Contoh kedua, pentingnya bahasa arab dalam
menafsirkan suatu ayat, misalkan ayat yang artinya : “ Maka ketahuilah,
bahwa tidak ada Ilah ( yang Haq ) melainkan Allah…” [QS. Muhammad : 19].
Ilah artinya Al Ma’bud ( yang di sembah) maka kalimat Laa ilaaha Illallaah,
artinya La Ma’buuda illallaah (tidak ada yang patut di sembah kecuali
Allah). Sesuatu yang di sembah selain Allah itu banyak ; Orang-orang
Hindu di India menyembah sapi. Pemeluk Nashrani menyembah ‘Isa Al Masih, tidak
sedikit dari kaum muslimin sangat di sesalkan karena menyembah para wali dan
berdo’a meminta sesuatu kepadanya. Padahal, dengan tegas Rasulullah berkata,
Artinya :” Do’a itu ibadah.” [HR.Tirmidzi].

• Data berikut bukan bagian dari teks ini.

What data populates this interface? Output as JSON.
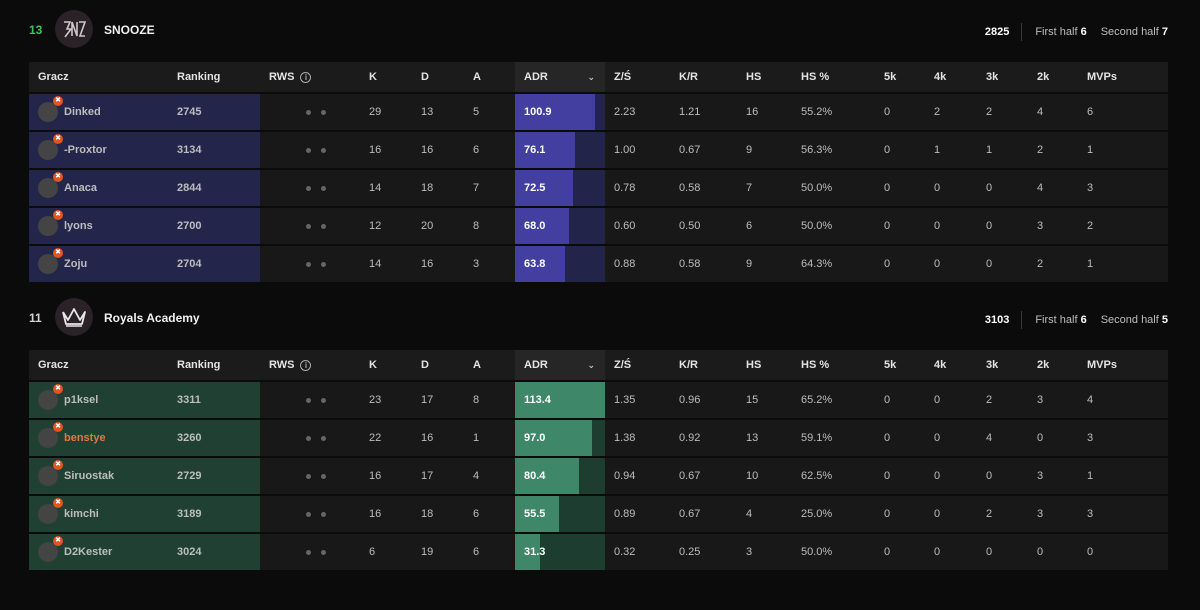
{
  "columns": [
    "Gracz",
    "Ranking",
    "RWS",
    "K",
    "D",
    "A",
    "ADR",
    "Z/Ś",
    "K/R",
    "HS",
    "HS %",
    "5k",
    "4k",
    "3k",
    "2k",
    "MVPs"
  ],
  "teams": [
    {
      "score": "13",
      "score_color": "#3fc45b",
      "name": "SNOOZE",
      "logo_icon": "snooze-logo-icon",
      "rating": "2825",
      "first_half_label": "First half",
      "first_half": "6",
      "second_half_label": "Second half",
      "second_half": "7",
      "players": [
        {
          "name": "Dinked",
          "ranking": "2745",
          "k": "29",
          "d": "13",
          "a": "5",
          "adr": "100.9",
          "adr_fill": 0.89,
          "zs": "2.23",
          "kr": "1.21",
          "hs": "16",
          "hsp": "55.2%",
          "k5": "0",
          "k4": "2",
          "k3": "2",
          "k2": "4",
          "mvps": "6"
        },
        {
          "name": "-Proxtor",
          "ranking": "3134",
          "k": "16",
          "d": "16",
          "a": "6",
          "adr": "76.1",
          "adr_fill": 0.67,
          "zs": "1.00",
          "kr": "0.67",
          "hs": "9",
          "hsp": "56.3%",
          "k5": "0",
          "k4": "1",
          "k3": "1",
          "k2": "2",
          "mvps": "1"
        },
        {
          "name": "Anaca",
          "ranking": "2844",
          "k": "14",
          "d": "18",
          "a": "7",
          "adr": "72.5",
          "adr_fill": 0.64,
          "zs": "0.78",
          "kr": "0.58",
          "hs": "7",
          "hsp": "50.0%",
          "k5": "0",
          "k4": "0",
          "k3": "0",
          "k2": "4",
          "mvps": "3"
        },
        {
          "name": "lyons",
          "ranking": "2700",
          "k": "12",
          "d": "20",
          "a": "8",
          "adr": "68.0",
          "adr_fill": 0.6,
          "zs": "0.60",
          "kr": "0.50",
          "hs": "6",
          "hsp": "50.0%",
          "k5": "0",
          "k4": "0",
          "k3": "0",
          "k2": "3",
          "mvps": "2"
        },
        {
          "name": "Zoju",
          "ranking": "2704",
          "k": "14",
          "d": "16",
          "a": "3",
          "adr": "63.8",
          "adr_fill": 0.56,
          "zs": "0.88",
          "kr": "0.58",
          "hs": "9",
          "hsp": "64.3%",
          "k5": "0",
          "k4": "0",
          "k3": "0",
          "k2": "2",
          "mvps": "1"
        }
      ]
    },
    {
      "score": "11",
      "score_color": "#d4d4d4",
      "name": "Royals Academy",
      "logo_icon": "crown-logo-icon",
      "rating": "3103",
      "first_half_label": "First half",
      "first_half": "6",
      "second_half_label": "Second half",
      "second_half": "5",
      "players": [
        {
          "name": "p1ksel",
          "ranking": "3311",
          "k": "23",
          "d": "17",
          "a": "8",
          "adr": "113.4",
          "adr_fill": 1.0,
          "zs": "1.35",
          "kr": "0.96",
          "hs": "15",
          "hsp": "65.2%",
          "k5": "0",
          "k4": "0",
          "k3": "2",
          "k2": "3",
          "mvps": "4"
        },
        {
          "name": "benstye",
          "highlight": true,
          "ranking": "3260",
          "k": "22",
          "d": "16",
          "a": "1",
          "adr": "97.0",
          "adr_fill": 0.86,
          "zs": "1.38",
          "kr": "0.92",
          "hs": "13",
          "hsp": "59.1%",
          "k5": "0",
          "k4": "0",
          "k3": "4",
          "k2": "0",
          "mvps": "3"
        },
        {
          "name": "Siruostak",
          "ranking": "2729",
          "k": "16",
          "d": "17",
          "a": "4",
          "adr": "80.4",
          "adr_fill": 0.71,
          "zs": "0.94",
          "kr": "0.67",
          "hs": "10",
          "hsp": "62.5%",
          "k5": "0",
          "k4": "0",
          "k3": "0",
          "k2": "3",
          "mvps": "1"
        },
        {
          "name": "kimchi",
          "ranking": "3189",
          "k": "16",
          "d": "18",
          "a": "6",
          "adr": "55.5",
          "adr_fill": 0.49,
          "zs": "0.89",
          "kr": "0.67",
          "hs": "4",
          "hsp": "25.0%",
          "k5": "0",
          "k4": "0",
          "k3": "2",
          "k2": "3",
          "mvps": "3"
        },
        {
          "name": "D2Kester",
          "ranking": "3024",
          "k": "6",
          "d": "19",
          "a": "6",
          "adr": "31.3",
          "adr_fill": 0.28,
          "zs": "0.32",
          "kr": "0.25",
          "hs": "3",
          "hsp": "50.0%",
          "k5": "0",
          "k4": "0",
          "k3": "0",
          "k2": "0",
          "mvps": "0"
        }
      ]
    }
  ]
}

Karena sesuatu yang dijadikan sesembahan oleh
manusia banyak macamnya, maka dalam menafsirkan ayat diatas harus ditambah
dengan kata Haq sehinggan maknanya menjadi Laa Ma’buuda Haqqon
Illallaah ( tidak ada sesembahan yang Haq kecuali Allah).Dengan begitu,
semua sesembahan-sesembahan yang bathil yakni selain Allah, keluar atau tidak
masuk dalam kalimat tersebut. Dalilnya ialah ayat berikut, yang artinya : “
Demikianlah, karena sesungguhnya Allah. Dialah yang Haq. Dan sesungguhnya apa
saja yang mereka seru selain Allah itulah yang bathil.” [QS. Luqman : 30].
Dengan di artikannya makna Ilah menjadi Al
Ma’buud, maka jelaslah kekeliruan kebanyakan kaum muslimin yang berkeyakinan
bahwa Allah ada di mana-mana dan mengingkari ketinggian Nya di atas ‘Arsy
dengan memakai dalil ayat berikut ini, yang artinya : “ Dan Dialah
Tuhan di langit dan Tuhan di Bumi.” [QS. Az-Zukhruf : 84].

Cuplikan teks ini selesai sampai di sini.